As the day of reckoning for legal services funding nears in Congress, a grassroots South Florida committee is launching a letter-writing campaign to save the program from the political ax.

Xavier Cortada, a University of Miami professor, heads the South Florida drive to preserve funding for the Legal Services Corp. which subsidizes Legal Services of Greater Miami Inc.  The House Budget Committee has recommended phasing out the stipend over the next five years.

"For years the Legal Services Corp. has been under attack, and that attack has been focused this spring," Cortada said.  "The mood in Congress is to curb the national deficit, and legal services could be a victim."

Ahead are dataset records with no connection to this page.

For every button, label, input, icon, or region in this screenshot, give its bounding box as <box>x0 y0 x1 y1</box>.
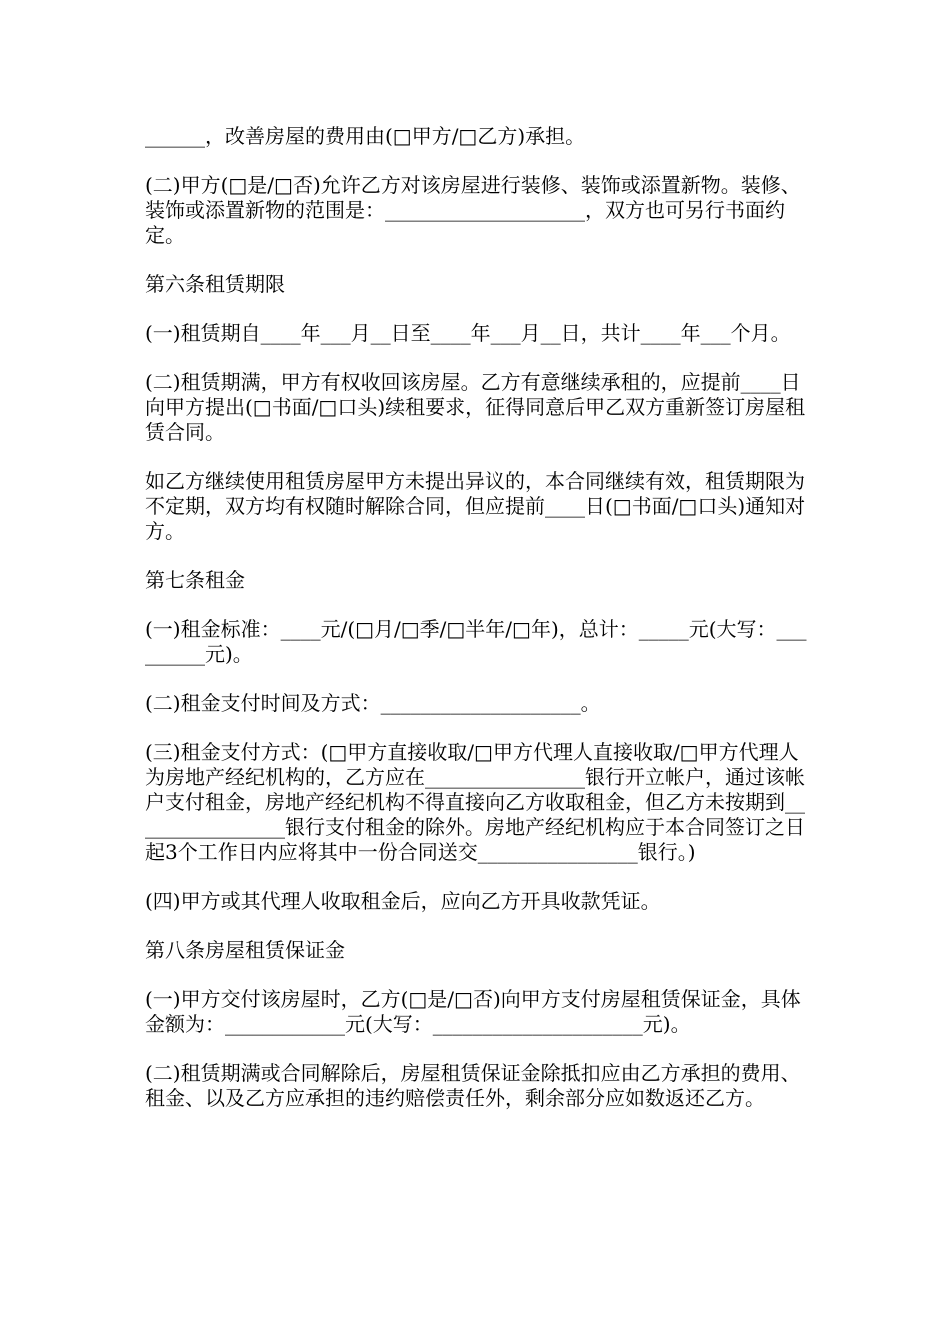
clause-6-2-renewal: (二)租赁期满，甲方有权收回该房屋。乙方有意继续承租的，应提前____日向甲方提出(□书面/□口头)续租要求，征得同意后甲乙双方重新签订房屋租赁合同。 <box>145 370 806 444</box>
clause-8-2-deposit-return: (二)租赁期满或合同解除后，房屋租赁保证金除抵扣应由乙方承担的费用、租金、以及乙方应承担的违约赔偿责任外，剩余部分应如数返还乙方。 <box>145 1061 801 1110</box>
clause-6-1-lease-term: (一)租赁期自____年___月__日至____年___月__日，共计____年___个月。 <box>145 321 791 345</box>
clause-7-1-rent-standard: (一)租金标准：____元/(□月/□季/□半年/□年)，总计：_____元(大写：_________元)。 <box>145 617 807 666</box>
clause-5-2-renovation: (二)甲方(□是/□否)允许乙方对该房屋进行装修、装饰或添置新物。装修、装饰或添置新物的范围是：____________________，双方也可另行书面约定。 <box>145 173 801 247</box>
clause-6-indefinite-term: 如乙方继续使用租赁房屋甲方未提出异议的，本合同继续有效，租赁期限为不定期，双方均有权随时解除合同，但应提前____日(□书面/□口头)通知对方。 <box>145 469 806 543</box>
clause-8-1-deposit: (一)甲方交付该房屋时，乙方(□是/□否)向甲方支付房屋租赁保证金，具体金额为：____________元(大写：_____________________元)。 <box>145 987 801 1036</box>
clause-7-3-payment-method: (三)租金支付方式：(□甲方直接收取/□甲方代理人直接收取/□甲方代理人为房地产经纪机构的，乙方应在________________银行开立帐户，通过该帐户支付租金，房地产经纪机构不得直接向乙方收取租金，但乙方未按期到________________银行支付租金的除外。房地产经纪机构应于本合同签订之日起3个工作日内应将其中一份合同送交________________银行。) <box>145 740 805 864</box>
clause-7-4-receipt: (四)甲方或其代理人收取租金后，应向乙方开具收款凭证。 <box>145 889 661 913</box>
clause-improvement-cost: ______，改善房屋的费用由(□甲方/□乙方)承担。 <box>145 124 586 148</box>
article-6-heading: 第六条租赁期限 <box>145 272 285 296</box>
clause-7-2-payment-time: (二)租金支付时间及方式：____________________。 <box>145 691 601 715</box>
article-7-heading: 第七条租金 <box>145 568 245 592</box>
document-page <box>145 124 810 1135</box>
article-8-heading: 第八条房屋租赁保证金 <box>145 938 345 962</box>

So Cortada, South Florida coordinator for Floridians for Access to Justice, is mailing letters to lawyers and business leaders urging them to bombard South Florida's congressional delegation with notes supporting legal services.

"We're saying we're willing to take a cut, but don't eliminate our program," Cortada said.  "Maintaining this program is important for keeping an ordered society.  It gives those who have problems but little money an avenue for finding justice within the system, rather than in the street."



Legal Services of Greater Miami relies on the Legal Services Corp. for $3.5 million of its $6.2-million annual budgets.  Obviously, a bankrupt parent organization would have a dramatic impact on the local program, which handled 7,500 cases last year and provided advice and referrals to an additional 20,700 individuals.   Almost all its clients are poor.

Cortada said his organization has support from most of the South Florida delegation.  Only Rep. Clay Shaw is undecided, he said.  But Cortada believes the letter-writing effort is still necessary.

"Republican representatives like De-ana Ros-Lehlemen and Limendla Diaz-Balart who are willing to cross part lines to support funding, need a paper trail to justify breaking party ranks."  Cortada said.

Though Cortada's organization is less than hopeful about its chances of reversing the funding cuts in the House, he said it's preparing for a vigorous fight in the Senate.